Faculty of Engineering Technology, Al-Balsa Applied University, Jordan.
Neural Netw. 2011 Dec;24(10):1128-35. doi: 10.1016/j.neunet.2011.06.006. Epub 2011 Jun 22.
Optimal stochastic controller pushes the closed-loop behavior as close as possible to the desired one. The fully probabilistic design (FPD) uses probabilistic description of the desired closed loop and minimizes Kullback-Leibler divergence of the closed-loop description to the desired one.
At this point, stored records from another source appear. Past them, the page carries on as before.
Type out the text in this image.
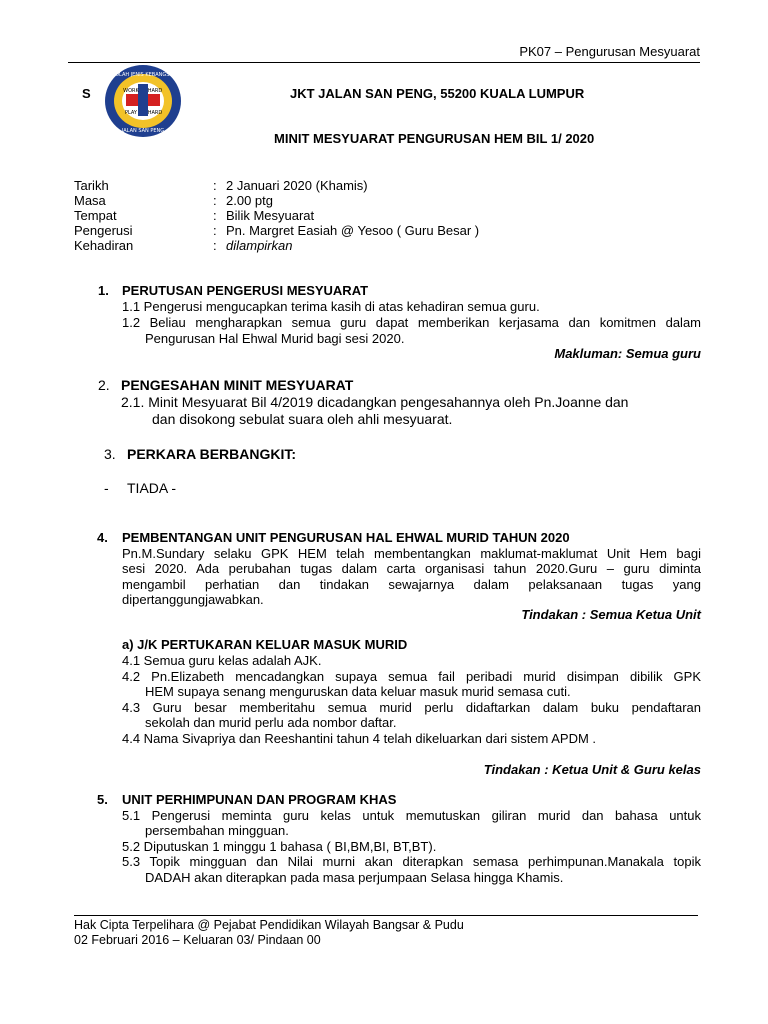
PK07 – Pengurusan Mesyuarat
S
SEKOLAH JENIS KEBANGSAAN
JALAN SAN PENG
WORK HARD
PLAY HARD
JKT JALAN SAN PENG, 55200 KUALA LUMPUR
MINIT MESYUARAT PENGURUSAN HEM BIL 1/ 2020
Tarikh	: 2 Januari 2020 (Khamis)
Masa	: 2.00 ptg
Tempat	: Bilik Mesyuarat
Pengerusi	: Pn. Margret Easiah @ Yesoo ( Guru Besar )
Kehadiran	: dilampirkan
1. PERUTUSAN PENGERUSI MESYUARAT
1.1 Pengerusi mengucapkan terima kasih di atas kehadiran semua guru.
1.2 Beliau mengharapkan semua guru dapat memberikan kerjasama dan komitmen dalam
Pengurusan Hal Ehwal Murid bagi sesi 2020.
Makluman: Semua guru
2. PENGESAHAN MINIT MESYUARAT
2.1. Minit Mesyuarat Bil 4/2019 dicadangkan pengesahannya oleh Pn.Joanne dan
dan disokong sebulat suara oleh ahli mesyuarat.
3. PERKARA BERBANGKIT:
- TIADA -
4. PEMBENTANGAN UNIT PENGURUSAN HAL EHWAL MURID TAHUN 2020
Pn.M.Sundary selaku GPK HEM telah membentangkan maklumat-maklumat Unit Hem bagi
sesi 2020. Ada perubahan tugas dalam carta organisasi tahun 2020.Guru – guru diminta
mengambil perhatian dan tindakan sewajarnya dalam pelaksanaan tugas yang
dipertanggungjawabkan.
Tindakan : Semua Ketua Unit
a) J/K PERTUKARAN KELUAR MASUK MURID
4.1 Semua guru kelas adalah AJK.
4.2 Pn.Elizabeth mencadangkan supaya semua fail peribadi murid disimpan dibilik GPK
HEM supaya senang menguruskan data keluar masuk murid semasa cuti.
4.3 Guru besar memberitahu semua murid perlu didaftarkan dalam buku pendaftaran
sekolah dan murid perlu ada nombor daftar.
4.4 Nama Sivapriya dan Reeshantini tahun 4 telah dikeluarkan dari sistem APDM .
Tindakan : Ketua Unit & Guru kelas
5. UNIT PERHIMPUNAN DAN PROGRAM KHAS
5.1 Pengerusi meminta guru kelas untuk memutuskan giliran murid dan bahasa untuk
persembahan mingguan.
5.2 Diputuskan 1 minggu 1 bahasa ( BI,BM,BI, BT,BT).
5.3 Topik mingguan dan Nilai murni akan diterapkan semasa perhimpunan.Manakala topik
DADAH akan diterapkan pada masa perjumpaan Selasa hingga Khamis.
Hak Cipta Terpelihara @ Pejabat Pendidikan Wilayah Bangsar & Pudu
02 Februari 2016 – Keluaran 03/ Pindaan 00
Practical exploitation of the fully probabilistic design control theory continues to be hindered by the computational complexities involved in numerically solving the associated stochastic dynamic programming problem; in particular, very hard multivariate integration and an approximate interpolation of the involved multivariate functions. This paper proposes a new fully probabilistic control algorithm that uses the adaptive critic methods to circumvent the need for explicitly evaluating the optimal value function, thereby dramatically reducing computational requirements. This is a main contribution of this paper.
最优随机控制器尽可能地使闭环行为接近期望行为。完全概率设计(FPD)使用期望闭环的概率描述,并最小化闭环描述与期望的 Kullback-Leibler 散度。完全概率设计控制理论的实际应用仍然受到相关随机动态规划问题数值求解所涉及的计算复杂性的阻碍;特别是非常困难的多元积分和所涉及的多元函数的近似插值。本文提出了一种新的完全概率控制算法,该算法使用自适应评价方法来避免需要显式评估最优值函数,从而大大降低计算要求。这是本文的主要贡献。